Currently, many politicians and leaders have an average of 3 children; I’m talking about the current situation. The majority of them have 3 or 4 children; which means they are in the safe zone; in other words, they will be able to enjoy the benefits of all government plans and programs, including jobs. A prominent government minister has made a statement saying that if a man produces more than four children, no government benefits will be given to him or his family.
To control the enormous population growth, such a measure is taken; it is a good measure and it is really appreciated in various circles. But the question is, can we really punish the children for the follies of the parents, if we have to deprive the whole family of government benefits, for not keeping up with the state population standard?
‘Hum do aur Hamare do’ has been a family planning policy for years. It is not compulsory for a couple to have only two children. However, accepting this Indian government policy has many advantages. Those who have undergone a family planning operation (wife or husband) if he is a state employee, he gets an additional increase. Maternity or paternity leave is only granted for up to two children. For the third child, you do not benefit from paternity or maternity leave. Even in schools, sibling admission benefits are not extended beyond two.
China, which is the largest country demographically, had the one-child family standard – adopted and enforced for years. As they started to deal with the problem of an aging population a few years ago in 2016, they changed their policy – allowing standards for two children; maybe their latest policy allows up to 3 kids per couple.
Our National Population Policy (NPP) 2000 envisions meeting needs for contraception, health care infrastructure and health personnel, and providing integrated service delivery for basic reproductive and child health care .
The medium-term objective of the NPP is to reduce the total fertility rate. The long-term objective is to achieve a stable population by 2045, at a level compatible with the requirements of sustainable economic growth.
Perhaps in view of the NPP, the State Cabinet had also taken the decision to establish the State Population Commission. It can also be a resolution of a private member passed by consensus in the State Assembly on population control.

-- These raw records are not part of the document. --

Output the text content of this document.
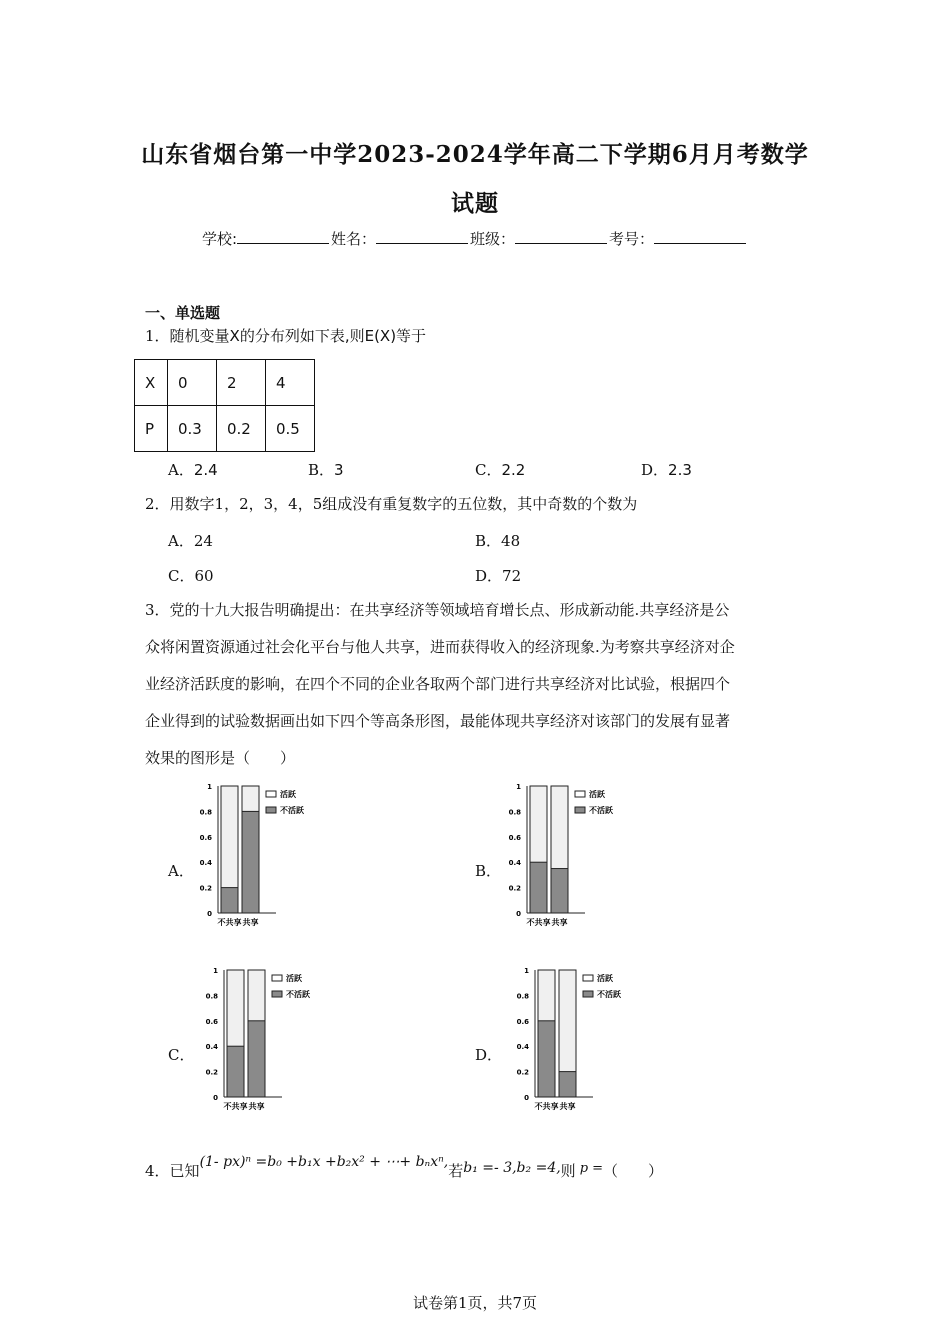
山东省烟台第一中学2023-2024学年高二下学期6月月考数学
试题
学校:	姓名：	班级：	考号：
一、单选题
1．随机变量X的分布列如下表,则E(X)等于
X	0	2	4
P	0.3	0.2	0.5
A．2.4	B．3	C．2.2	D．2.3
2．用数字1，2，3，4，5组成没有重复数字的五位数，其中奇数的个数为
A．24	B．48
C．60	D．72
3．党的十九大报告明确提出：在共享经济等领域培育增长点、形成新动能.共享经济是公
众将闲置资源通过社会化平台与他人共享，进而获得收入的经济现象.为考察共享经济对企
业经济活跃度的影响，在四个不同的企业各取两个部门进行共享经济对比试验，根据四个
企业得到的试验数据画出如下四个等高条形图，最能体现共享经济对该部门的发展有显著
效果的图形是（　　）
A．	B．
C．	D．
0
0.2
0.4
0.6
0.8
1
不共享 共享
活跃
不活跃
0
0.2
0.4
0.6
0.8
1
不共享 共享
活跃
不活跃
0
0.2
0.4
0.6
0.8
1
不共享 共享
活跃
不活跃
0
0.2
0.4
0.6
0.8
1
不共享 共享
活跃
不活跃
4．已知(1- px)ⁿ =b₀ +b₁x +b₂x² + ⋯+ bₙxⁿ,若b₁ =- 3,b₂ =4,则 p =（　　）
试卷第1页，共7页
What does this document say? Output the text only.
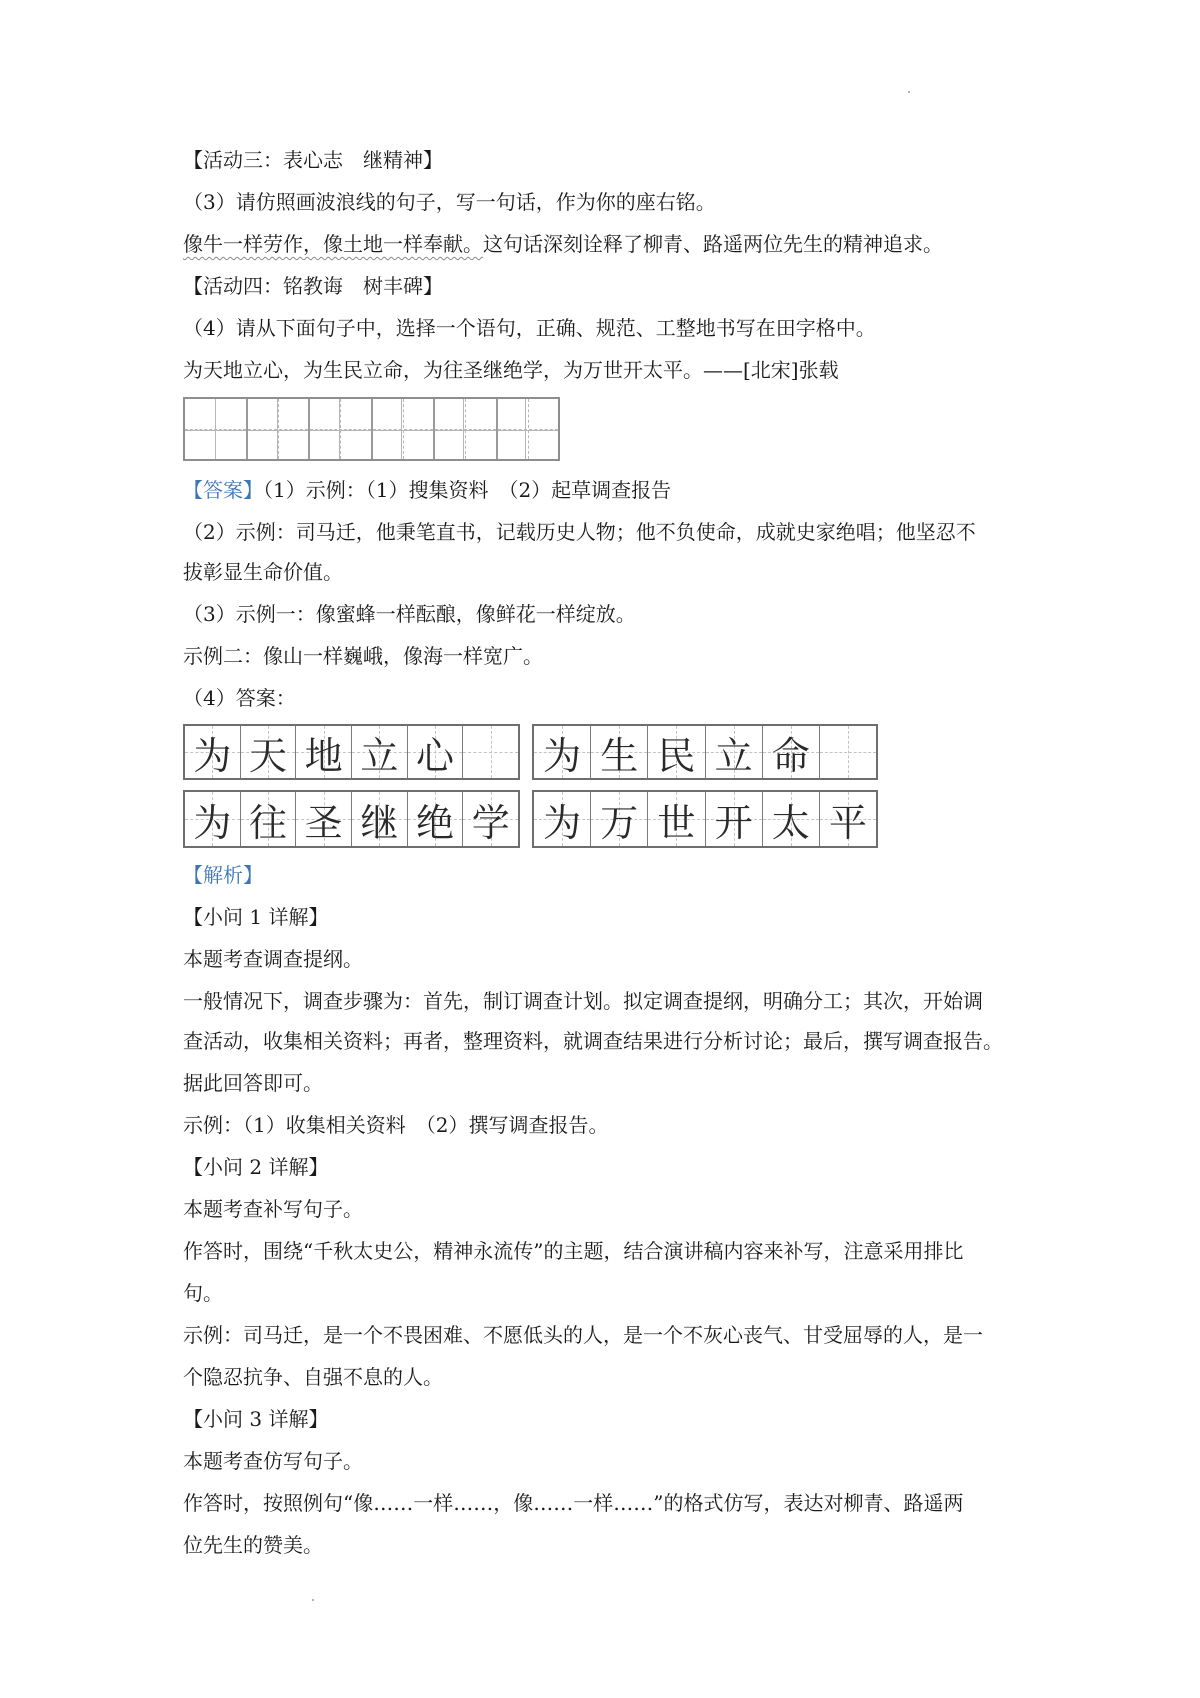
【活动三：表心志　继精神】
（3）请仿照画波浪线的句子，写一句话，作为你的座右铭。
像牛一样劳作，像土地一样奉献。这句话深刻诠释了柳青、路遥两位先生的精神追求。
【活动四：铭教诲　树丰碑】
（4）请从下面句子中，选择一个语句，正确、规范、工整地书写在田字格中。
为天地立心，为生民立命，为往圣继绝学，为万世开太平。——[北宋]张载
【答案】（1）示例：（1）搜集资料　（2）起草调查报告
（2）示例：司马迁，他秉笔直书，记载历史人物；他不负使命，成就史家绝唱；他坚忍不
拔彰显生命价值。
（3）示例一：像蜜蜂一样酝酿，像鲜花一样绽放。
示例二：像山一样巍峨，像海一样宽广。
（4）答案：
为 天 地 立 心 为 生 民 立 命
为 往 圣 继 绝 学 为 万 世 开 太 平
【解析】
【小问 1 详解】
本题考查调查提纲。
一般情况下，调查步骤为：首先，制订调查计划。拟定调查提纲，明确分工；其次，开始调
查活动，收集相关资料；再者，整理资料，就调查结果进行分析讨论；最后，撰写调查报告。
据此回答即可。
示例：（1）收集相关资料　（2）撰写调查报告。
【小问 2 详解】
本题考查补写句子。
作答时，围绕“千秋太史公，精神永流传”的主题，结合演讲稿内容来补写，注意采用排比
句。
示例：司马迁，是一个不畏困难、不愿低头的人，是一个不灰心丧气、甘受屈辱的人，是一
个隐忍抗争、自强不息的人。
【小问 3 详解】
本题考查仿写句子。
作答时，按照例句“像……一样……，像……一样……”的格式仿写，表达对柳青、路遥两
位先生的赞美。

This private MP resolution was introduced by Kh Joykisan (MLA) who had raised the issue of the huge jump in population especially in the hills.
Prof. Rakesh Sinha, BJP Rajya Sabha MP and RSS ideologue introduced a similar private member’s bill in Parliament a few months ago, on population regulation and also to incentivize small families. Perhaps Shri Biren is on the same page – however, incitement and affirmative action must be acceptable to all. Again, if this policy is implemented retrospectively (although bad in law), we will certainly get additional government jobs. No kidding.
In order to control the population explosion, such a policy is formulated. Logically it is a good step to face the extraordinary demographic growth but is it constitutionally tenable, in particular within the framework of government jobs? A question is running through my mind. Can we prevent a citizen’s fifth child from applying for a government job?